Superionic silica-water and silica-hydrogen compounds under high pressure

TL;DR

This study discovers superionic silica-water and silica-hydrogen compounds under extreme pressures, revealing their potential role in planetary interiors and magnetic fields of giant planets like Uranus and Neptune.

Contribution

It identifies new superionic compounds in the Si-O-H system at high pressures and explores their implications for planetary science.

Findings

Silica-water compound (SiO2)2(H2O) exists above 450 GPa.

Silica-hydrogen compound SiO2H2 exists above 650 GPa.
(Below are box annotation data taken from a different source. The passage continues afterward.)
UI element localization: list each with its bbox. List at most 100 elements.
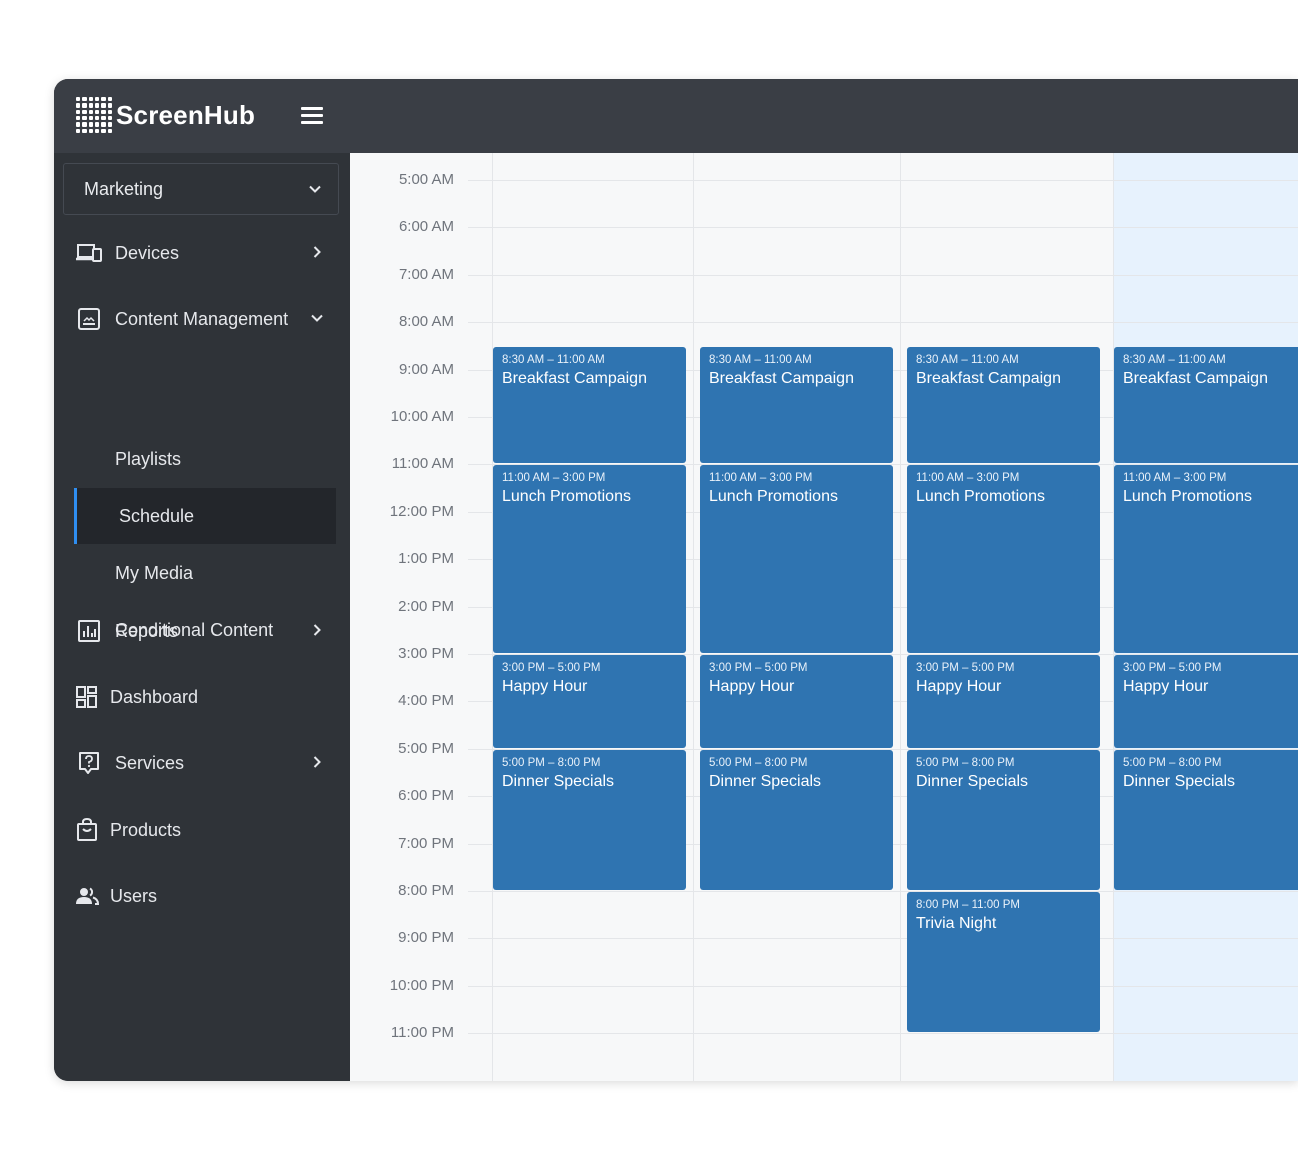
schedule-event[interactable]: 5:00 PM – 8:00 PM Dinner Specials [700, 750, 893, 890]
time-label: 3:00 PM [398, 645, 454, 662]
chevron-right-icon [313, 756, 321, 768]
schedule-event[interactable]: 5:00 PM – 8:00 PM Dinner Specials [493, 750, 686, 890]
schedule-event[interactable]: 11:00 AM – 3:00 PM Lunch Promotions [1114, 465, 1298, 653]
time-label: 9:00 AM [398, 361, 454, 378]
app-logo[interactable]: ScreenHub [76, 97, 255, 133]
time-label: 1:00 PM [398, 550, 454, 567]
users-icon [76, 887, 100, 905]
event-title: Happy Hour [1123, 678, 1209, 695]
schedule-event[interactable]: 8:30 AM – 11:00 AM Breakfast Campaign [1114, 347, 1298, 463]
chevron-down-icon [311, 314, 323, 322]
time-label: 9:00 PM [398, 929, 454, 946]
hour-gridline [468, 227, 1298, 228]
event-time: 11:00 AM – 3:00 PM [709, 472, 813, 484]
dot-grid-logo-icon [76, 97, 112, 133]
schedule-event[interactable]: 11:00 AM – 3:00 PM Lunch Promotions [907, 465, 1100, 653]
org-select[interactable]: Marketing [63, 163, 339, 215]
schedule-event[interactable]: 5:00 PM – 8:00 PM Dinner Specials [1114, 750, 1298, 890]
time-label: 5:00 AM [398, 171, 454, 188]
schedule-event[interactable]: 3:00 PM – 5:00 PM Happy Hour [493, 655, 686, 748]
hour-gridline [468, 891, 1298, 892]
event-time: 3:00 PM – 5:00 PM [916, 662, 1015, 674]
schedule-event[interactable]: 8:30 AM – 11:00 AM Breakfast Campaign [700, 347, 893, 463]
app-window: ScreenHub Marketing Devices Content Mana… [54, 79, 1298, 1081]
sidebar: Marketing Devices Content Management Pla… [54, 153, 350, 1081]
event-title: Happy Hour [502, 678, 588, 695]
time-label: 10:00 AM [390, 408, 454, 425]
sidebar-subitem-my-media[interactable]: My Media [74, 545, 336, 601]
sidebar-subitem-schedule[interactable]: Schedule [74, 488, 336, 544]
event-time: 11:00 AM – 3:00 PM [1123, 472, 1227, 484]
event-title: Breakfast Campaign [709, 370, 854, 387]
event-title: Breakfast Campaign [1123, 370, 1268, 387]
time-label: 11:00 AM [391, 455, 454, 472]
time-label: 10:00 PM [389, 977, 454, 994]
time-label: 4:00 PM [398, 692, 454, 709]
hour-gridline [468, 938, 1298, 939]
sidebar-item-users[interactable]: Users [54, 873, 350, 919]
time-label: 7:00 PM [398, 835, 454, 852]
time-label: 8:00 PM [398, 882, 454, 899]
sidebar-item-services[interactable]: Services [54, 740, 350, 786]
event-time: 8:30 AM – 11:00 AM [502, 354, 605, 366]
event-time: 8:00 PM – 11:00 PM [916, 899, 1020, 911]
time-label: 6:00 PM [398, 787, 454, 804]
event-title: Lunch Promotions [709, 488, 838, 505]
time-label: 7:00 AM [398, 266, 454, 283]
sidebar-item-label: Products [110, 819, 182, 840]
top-bar: ScreenHub [54, 79, 1298, 153]
event-title: Dinner Specials [916, 773, 1029, 790]
event-title: Breakfast Campaign [502, 370, 647, 387]
hamburger-icon[interactable] [301, 107, 323, 125]
devices-icon [76, 244, 102, 262]
sidebar-item-dashboard[interactable]: Dashboard [54, 674, 350, 720]
event-title: Lunch Promotions [1123, 488, 1252, 505]
event-time: 11:00 AM – 3:00 PM [916, 472, 1020, 484]
app-name: ScreenHub [116, 99, 256, 130]
sidebar-item-reports[interactable]: Reports [54, 608, 350, 654]
bar-chart-icon [78, 620, 100, 642]
event-time: 5:00 PM – 8:00 PM [1123, 757, 1222, 769]
sidebar-item-label: Dashboard [110, 686, 199, 707]
event-title: Lunch Promotions [502, 488, 631, 505]
sidebar-item-label: Reports [115, 620, 179, 641]
event-time: 3:00 PM – 5:00 PM [502, 662, 601, 674]
sidebar-subitem-label: Playlists [115, 448, 182, 469]
hour-gridline [468, 275, 1298, 276]
event-title: Dinner Specials [502, 773, 615, 790]
event-time: 5:00 PM – 8:00 PM [502, 757, 601, 769]
sidebar-item-label: Devices [115, 242, 180, 263]
sidebar-item-label: Users [110, 885, 158, 906]
time-label: 12:00 PM [389, 503, 454, 520]
event-title: Dinner Specials [709, 773, 822, 790]
event-time: 3:00 PM – 5:00 PM [709, 662, 808, 674]
hour-gridline [468, 180, 1298, 181]
schedule-event[interactable]: 5:00 PM – 8:00 PM Dinner Specials [907, 750, 1100, 890]
event-time: 8:30 AM – 11:00 AM [709, 354, 812, 366]
schedule-event[interactable]: 3:00 PM – 5:00 PM Happy Hour [907, 655, 1100, 748]
sidebar-item-products[interactable]: Products [54, 807, 350, 853]
sidebar-subitem-label: Schedule [119, 505, 195, 526]
event-time: 8:30 AM – 11:00 AM [1123, 354, 1226, 366]
time-label: 5:00 PM [398, 740, 454, 757]
schedule-event[interactable]: 8:30 AM – 11:00 AM Breakfast Campaign [907, 347, 1100, 463]
day-column-divider [693, 153, 694, 1081]
event-time: 3:00 PM – 5:00 PM [1123, 662, 1222, 674]
schedule-event[interactable]: 8:30 AM – 11:00 AM Breakfast Campaign [493, 347, 686, 463]
dashboard-grid-icon [76, 686, 97, 708]
chevron-right-icon [313, 246, 321, 258]
event-time: 8:30 AM – 11:00 AM [916, 354, 1019, 366]
schedule-event[interactable]: 11:00 AM – 3:00 PM Lunch Promotions [493, 465, 686, 653]
schedule-event[interactable]: 8:00 PM – 11:00 PM Trivia Night [907, 892, 1100, 1032]
sidebar-subitem-playlists[interactable]: Playlists [74, 431, 336, 487]
event-title: Happy Hour [916, 678, 1002, 695]
schedule-event[interactable]: 3:00 PM – 5:00 PM Happy Hour [700, 655, 893, 748]
schedule-event[interactable]: 11:00 AM – 3:00 PM Lunch Promotions [700, 465, 893, 653]
sidebar-subitem-label: My Media [115, 562, 194, 583]
time-label: 11:00 PM [390, 1024, 454, 1041]
sidebar-item-content-management[interactable]: Content Management [54, 296, 350, 342]
sidebar-item-devices[interactable]: Devices [54, 230, 350, 276]
schedule-event[interactable]: 3:00 PM – 5:00 PM Happy Hour [1114, 655, 1298, 748]
sidebar-item-label: Services [115, 752, 185, 773]
time-label: 8:00 AM [398, 313, 454, 330]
These compounds exhibit superionic behavior at planetary interior conditions.

Abstract

Silica, water and hydrogen are known to be the major components of celestial bodies, and have significant influence on the formation and evolution of giant planets, such as Uranus and Neptune. Thus, it is of fundamental importance to investigate their states and possible reactions under the planetary conditions. Here, using advanced crystal structure searches and first-principles calculations in the Si-O-H system, we find that a silica-water compound (SiO2)2(H2O) and a silica-hydrogen compound SiO2H2 can exist under high pressures above 450 and 650 GPa, respectively. Further simulations reveal that, at high pressure and high temperature conditions corresponding to the interiors of Uranus and Neptune, these compounds exhibit superionic behavior, in which protons diffuse freely like liquid while the silicon and oxygen framework is fixed as solid. Therefore, these superionic silica-water and silica-hydrogen compounds could be regarded as important components of the deep mantle or core of giants, which also provides an alternative origin for their anomalous magnetic fields. These unexpected physical and chemical properties of the most common natural materials at high pressure offer key clues to understand some abstruse issues including demixing and erosion of the core in giant planets, and shed light on building reliable models for solar giants and exoplanets.